Freight + Volume is excited to announce "The Road Taken," Michael Haggiag's first solo exhibition with the gallery. Consisting of close-up photographs of streets, walls, and graffiti, the work transmutes urban detritus and incidental markings into evocative, abstract compositions.
The fragments of urban life that form the raw materials of Haggiag's work are simultaneously unplaceable and intensely specific; comprising of street markings, paint flakes, and battered walls, they are deeply familiar to any city dweller while remaining divorced from any specific geographic location. Haggiag emphasizes the overlooked remnants of the metropolis, particularly those that reflect decay and the passage of time. A wall's chipped paint reveals countless layers of prior existence, and his snapshots of oxidation and disintegration transpose an organic quality onto the urban industrial fabric. Subtle human traces appear in some of the photos, though the individual is disembodied, present only through their markings - a stray footprint or a scrawl of graffiti.
Haggiag's method is informed by Zen Buddhism, and in many ways his use of the camera parallels the practice of meditation. His photography displays a supreme mindfulness of his surroundings, a willingness to engage and plumb for aesthetic interest any object, no matter how mundane. It is perhaps this attitude that lends his work its particular blend of spontaneity and compositional tact, and the viewer senses a sort of reflected sensory experience, as if they themselves are channeling the artist's perception and subsequent processing of the original subject. In the words of Bruce Ginsberg, Haggiag's “surfaces are framed absorption moments that leave our senses dancing within their natural rhythms. We sense that it is the same experience his own absorption brought him on encountering the surface or object before him.”
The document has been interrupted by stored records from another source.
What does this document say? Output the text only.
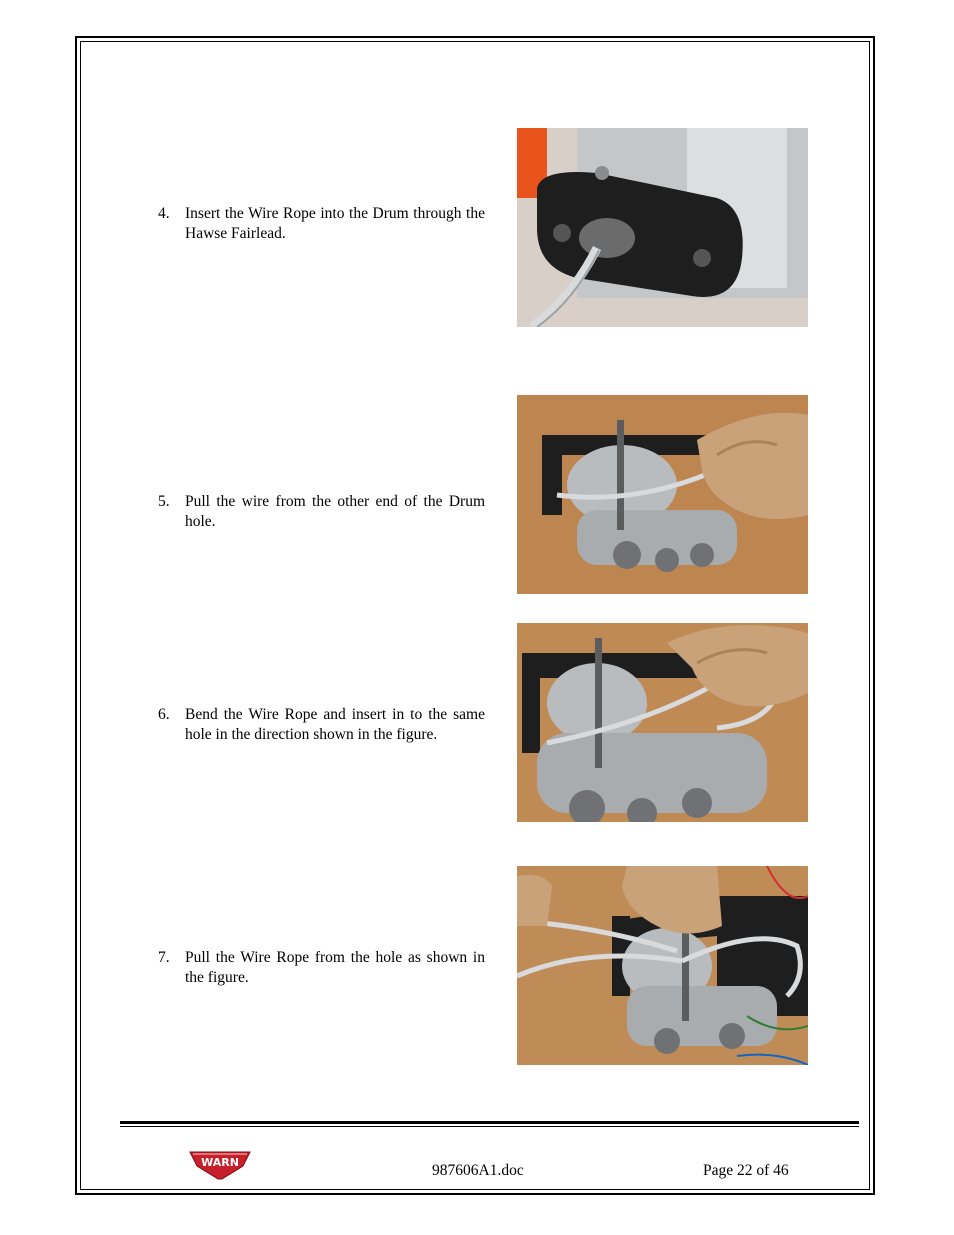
4. Insert the Wire Rope into the Drum through the Hawse Fairlead.
5. Pull the wire from the other end of the Drum hole.
6. Bend the Wire Rope and insert in to the same hole in the direction shown in the figure.
7. Pull the Wire Rope from the hole as shown in the figure.
WARN	987606A1.doc	Page 22 of 46
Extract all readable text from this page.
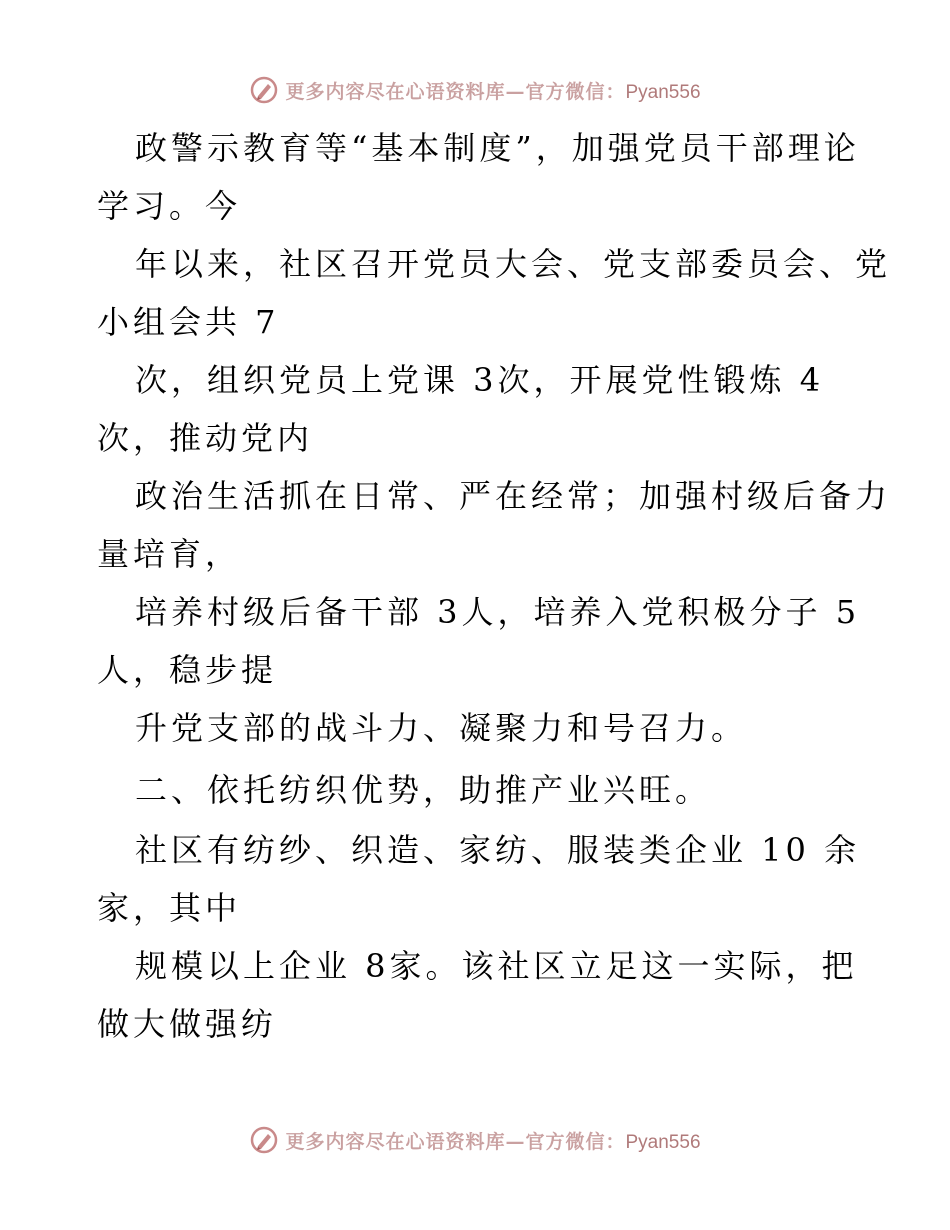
更多内容尽在心语资料库—官方微信：Pyan556
政警示教育等“基本制度”，加强党员干部理论
学习。今
年以来，社区召开党员大会、党支部委员会、党
小组会共 7
次，组织党员上党课 3次，开展党性锻炼 4
次，推动党内
政治生活抓在日常、严在经常；加强村级后备力
量培育，
培养村级后备干部 3人，培养入党积极分子 5
人，稳步提
升党支部的战斗力、凝聚力和号召力。
二、依托纺织优势，助推产业兴旺。
社区有纺纱、织造、家纺、服装类企业 10 余
家，其中
规模以上企业 8家。该社区立足这一实际，把
做大做强纺
更多内容尽在心语资料库—官方微信：Pyan556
This origin in everyday reality and its perception provides the touchstone for each of Haggiag's images, which is then refracted into what he asserts is a thoroughly abstract image. While the traces of reality remain evident, they are transformed into something wholly different; the vivid yellow of a lane division, set against roughly textured pavement takes on an almost painterly character, while a scuff on a wall reveals a splay of myriad colors. Several of the close-ups evoke other subjects, with the form and pattern of crumbling walls recalling the human profile, highlighting the suggestive power of Haggiag's source material, as well as the palpable tension between abstraction and familiarity, art and life. This tension animates his work, providing the viewer with multiple perspectives and degrees of engagement. A full-color, limited edition catalogue with essays by Anthony Haden-Guest, Scott Indrisek, and Nick Lawrence has been published to accompany the exhibition.